A mob of three- to six-year-old Mt Ronan-blood maternal composite ewes, that are expected to be early twinners grazing lucerne pastures.

The Hunters aim to start lambing in mid-July, and use teaser rams to concentrate the lambing within groups.

"Mature ewes are joined first, then ewe lambs are joined four weeks later to give them that extra month to mature before the rams go in," he said.

"Teasers have helped us to cut back our rams to 1.4 to 1.5pc, which allows us to make sure the rams we selected have the best genetics as we aren't buying as many, we can afford to pay a bit more."

They also pregnancy scan for singles and multiples, and for early and late lambers to ensure they can forward plan their management. "Knowing the birth status and when they are going to lamb is a big thing for lamb survival," he said.

"It allows precise management of your operation, and enables you to forward plan and physically manage tasks better, such as lamb marking."

In 2018, the Hunter's mature ewes scanned 204pc and this year they scanned 175pc.

He said scanning early and late helps with ewe management and getting the nutrition right, as feed availability can be targeted to match the lambing window.

With maternal sheep he said the worse thing producers could do is give them access to too much feed.

"The biggest mistake is having your ewes too fat with maternal sheep, they are very different to Merinos," Mr Hunter said.

"We are totally focused on getting them in the right order, but not too fat before they lamb. This means trying to present them with the right amount of feed leading up to and while they are lambing, so they can look after themselves. Our whole joining time is based around not having to supplement feed while lambing."

They focus on mob size and location when lambing, with the aim of breaking them down into singles and multiples, and early and late lambers.

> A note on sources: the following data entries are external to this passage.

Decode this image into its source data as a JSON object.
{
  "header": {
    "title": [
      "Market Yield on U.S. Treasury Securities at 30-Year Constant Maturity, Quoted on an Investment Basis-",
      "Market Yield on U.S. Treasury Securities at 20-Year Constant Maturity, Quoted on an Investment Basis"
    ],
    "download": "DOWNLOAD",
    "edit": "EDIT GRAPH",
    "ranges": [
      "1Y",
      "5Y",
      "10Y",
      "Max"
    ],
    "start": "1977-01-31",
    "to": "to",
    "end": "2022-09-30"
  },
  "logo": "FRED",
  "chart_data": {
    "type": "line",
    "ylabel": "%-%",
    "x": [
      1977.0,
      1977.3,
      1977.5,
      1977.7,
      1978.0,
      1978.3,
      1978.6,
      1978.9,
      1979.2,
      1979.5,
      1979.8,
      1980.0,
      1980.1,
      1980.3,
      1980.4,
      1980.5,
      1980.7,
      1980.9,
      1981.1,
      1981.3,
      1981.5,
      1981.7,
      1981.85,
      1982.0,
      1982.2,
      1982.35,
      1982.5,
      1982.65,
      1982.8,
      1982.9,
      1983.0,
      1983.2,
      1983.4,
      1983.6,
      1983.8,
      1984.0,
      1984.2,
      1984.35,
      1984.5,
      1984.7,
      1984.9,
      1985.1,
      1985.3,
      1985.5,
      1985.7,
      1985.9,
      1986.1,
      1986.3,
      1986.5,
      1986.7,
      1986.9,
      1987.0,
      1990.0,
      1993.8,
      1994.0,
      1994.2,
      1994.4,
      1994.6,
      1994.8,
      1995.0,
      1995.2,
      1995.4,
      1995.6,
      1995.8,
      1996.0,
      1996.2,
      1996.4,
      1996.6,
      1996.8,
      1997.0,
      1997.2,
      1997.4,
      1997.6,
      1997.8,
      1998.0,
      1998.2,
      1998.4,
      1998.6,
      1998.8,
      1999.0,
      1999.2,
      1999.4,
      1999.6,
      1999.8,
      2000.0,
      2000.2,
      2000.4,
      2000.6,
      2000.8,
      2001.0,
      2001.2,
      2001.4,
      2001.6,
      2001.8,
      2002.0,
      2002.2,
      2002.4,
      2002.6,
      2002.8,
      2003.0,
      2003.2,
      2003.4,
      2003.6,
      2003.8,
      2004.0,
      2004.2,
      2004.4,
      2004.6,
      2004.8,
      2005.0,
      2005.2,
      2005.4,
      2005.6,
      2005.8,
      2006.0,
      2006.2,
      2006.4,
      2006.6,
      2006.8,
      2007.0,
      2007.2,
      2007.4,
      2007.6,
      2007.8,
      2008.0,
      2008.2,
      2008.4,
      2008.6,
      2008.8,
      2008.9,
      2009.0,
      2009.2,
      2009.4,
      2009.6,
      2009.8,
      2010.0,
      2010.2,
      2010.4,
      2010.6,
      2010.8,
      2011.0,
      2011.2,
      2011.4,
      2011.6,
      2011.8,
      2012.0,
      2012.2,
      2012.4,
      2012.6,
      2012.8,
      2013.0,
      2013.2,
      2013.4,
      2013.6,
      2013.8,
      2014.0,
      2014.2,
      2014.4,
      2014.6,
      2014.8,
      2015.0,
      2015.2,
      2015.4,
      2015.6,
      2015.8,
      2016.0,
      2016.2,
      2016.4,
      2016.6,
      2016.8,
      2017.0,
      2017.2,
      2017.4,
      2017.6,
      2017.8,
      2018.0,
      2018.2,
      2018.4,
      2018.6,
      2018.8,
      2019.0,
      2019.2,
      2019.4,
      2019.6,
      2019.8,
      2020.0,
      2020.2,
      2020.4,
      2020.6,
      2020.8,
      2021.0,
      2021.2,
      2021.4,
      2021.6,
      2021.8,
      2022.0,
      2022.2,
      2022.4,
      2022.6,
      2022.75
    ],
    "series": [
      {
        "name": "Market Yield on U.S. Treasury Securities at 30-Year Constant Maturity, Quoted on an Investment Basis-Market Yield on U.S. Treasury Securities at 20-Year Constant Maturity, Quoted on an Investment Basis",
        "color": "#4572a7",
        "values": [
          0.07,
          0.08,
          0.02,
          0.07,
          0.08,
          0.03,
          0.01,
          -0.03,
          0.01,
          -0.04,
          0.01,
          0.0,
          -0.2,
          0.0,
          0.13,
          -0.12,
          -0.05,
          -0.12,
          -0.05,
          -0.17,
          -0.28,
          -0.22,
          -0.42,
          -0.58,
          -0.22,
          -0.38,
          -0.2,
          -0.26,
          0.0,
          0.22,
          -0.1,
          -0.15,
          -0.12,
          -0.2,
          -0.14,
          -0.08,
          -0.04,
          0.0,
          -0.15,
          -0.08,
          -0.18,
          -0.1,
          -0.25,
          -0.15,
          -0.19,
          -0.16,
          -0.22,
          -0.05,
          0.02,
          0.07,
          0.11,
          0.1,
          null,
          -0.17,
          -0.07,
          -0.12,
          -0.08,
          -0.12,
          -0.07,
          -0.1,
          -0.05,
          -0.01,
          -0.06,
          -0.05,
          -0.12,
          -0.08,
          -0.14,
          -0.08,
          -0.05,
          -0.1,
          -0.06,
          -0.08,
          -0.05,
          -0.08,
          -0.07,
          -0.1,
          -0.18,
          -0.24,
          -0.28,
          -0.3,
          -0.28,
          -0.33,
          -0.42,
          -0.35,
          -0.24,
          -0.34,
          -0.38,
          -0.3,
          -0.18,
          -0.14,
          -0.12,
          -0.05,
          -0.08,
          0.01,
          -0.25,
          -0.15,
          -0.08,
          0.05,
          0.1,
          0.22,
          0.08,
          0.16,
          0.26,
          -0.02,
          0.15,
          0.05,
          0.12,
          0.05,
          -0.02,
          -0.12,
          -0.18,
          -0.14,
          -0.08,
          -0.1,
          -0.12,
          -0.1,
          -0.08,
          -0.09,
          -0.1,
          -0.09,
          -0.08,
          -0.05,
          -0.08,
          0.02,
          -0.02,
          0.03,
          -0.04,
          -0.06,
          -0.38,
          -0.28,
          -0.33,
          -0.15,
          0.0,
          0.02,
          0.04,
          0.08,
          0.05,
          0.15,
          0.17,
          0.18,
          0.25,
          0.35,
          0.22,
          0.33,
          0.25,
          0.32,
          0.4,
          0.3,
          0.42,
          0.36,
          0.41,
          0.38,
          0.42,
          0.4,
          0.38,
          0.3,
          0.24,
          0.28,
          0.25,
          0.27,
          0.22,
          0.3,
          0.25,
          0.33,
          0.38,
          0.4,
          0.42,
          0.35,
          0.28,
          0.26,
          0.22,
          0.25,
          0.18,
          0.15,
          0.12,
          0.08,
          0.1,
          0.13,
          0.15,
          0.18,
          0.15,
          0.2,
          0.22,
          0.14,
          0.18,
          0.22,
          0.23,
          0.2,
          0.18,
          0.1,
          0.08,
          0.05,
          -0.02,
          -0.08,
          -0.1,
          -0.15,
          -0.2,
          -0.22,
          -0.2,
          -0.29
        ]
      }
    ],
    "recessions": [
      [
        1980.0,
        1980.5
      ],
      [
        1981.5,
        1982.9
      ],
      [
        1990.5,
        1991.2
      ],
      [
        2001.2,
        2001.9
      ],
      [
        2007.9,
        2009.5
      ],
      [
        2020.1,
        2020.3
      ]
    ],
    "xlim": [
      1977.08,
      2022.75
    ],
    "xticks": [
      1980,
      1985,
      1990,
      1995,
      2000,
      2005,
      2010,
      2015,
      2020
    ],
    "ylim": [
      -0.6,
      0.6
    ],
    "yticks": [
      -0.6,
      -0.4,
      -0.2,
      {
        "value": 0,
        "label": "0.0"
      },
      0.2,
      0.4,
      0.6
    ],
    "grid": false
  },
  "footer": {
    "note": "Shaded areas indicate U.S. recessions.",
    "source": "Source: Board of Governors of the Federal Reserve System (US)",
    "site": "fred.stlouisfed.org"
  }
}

"Multiples are run in mobs as close to 100 as we can. Singles we aim for 200 to 250 head in each mob," he said. "The exception to that is in our bush country where there are multiple lambing sites. We are more relaxed there, as ewes can find more privacy.

"It is important to have a number of lambing sites and features such as trees and contour banks within a paddock to allow ewes privacy, so they can tuck themselves away when lambing. We put a lot of effort into putting our multiples into our most featured paddocks, while the singles tend to lamb in the more open country."

The biggest thing to preventing lambing problems is ensure the body condition score (BCS) right, and keeping the calcium and magnesium supplements up to them before and during the lambing period.

"The single biggest thing you can do to work on lamb survival is having the BCS right, and it is different for singles and multiples," Mr Hunter said.

Grazing management varies according to the season, but they tend to rotational graze before the ewes lamb in a set stocking regime.

Managing lamb survival and mismothering after the first 12 hours for the Hunters means not going in to early when it comes to mustering and lamb marking.

"Maternal sheep are almost impossible muster while their lambs are small because they have a strong maternal instinct," he said.

"You really have to leave the lambs until the youngest are two to three weeks old.

"To mitigate lamb losses don't go in too early when marking. We start marking the earlies in late August and mark over a period of six to eight weeks."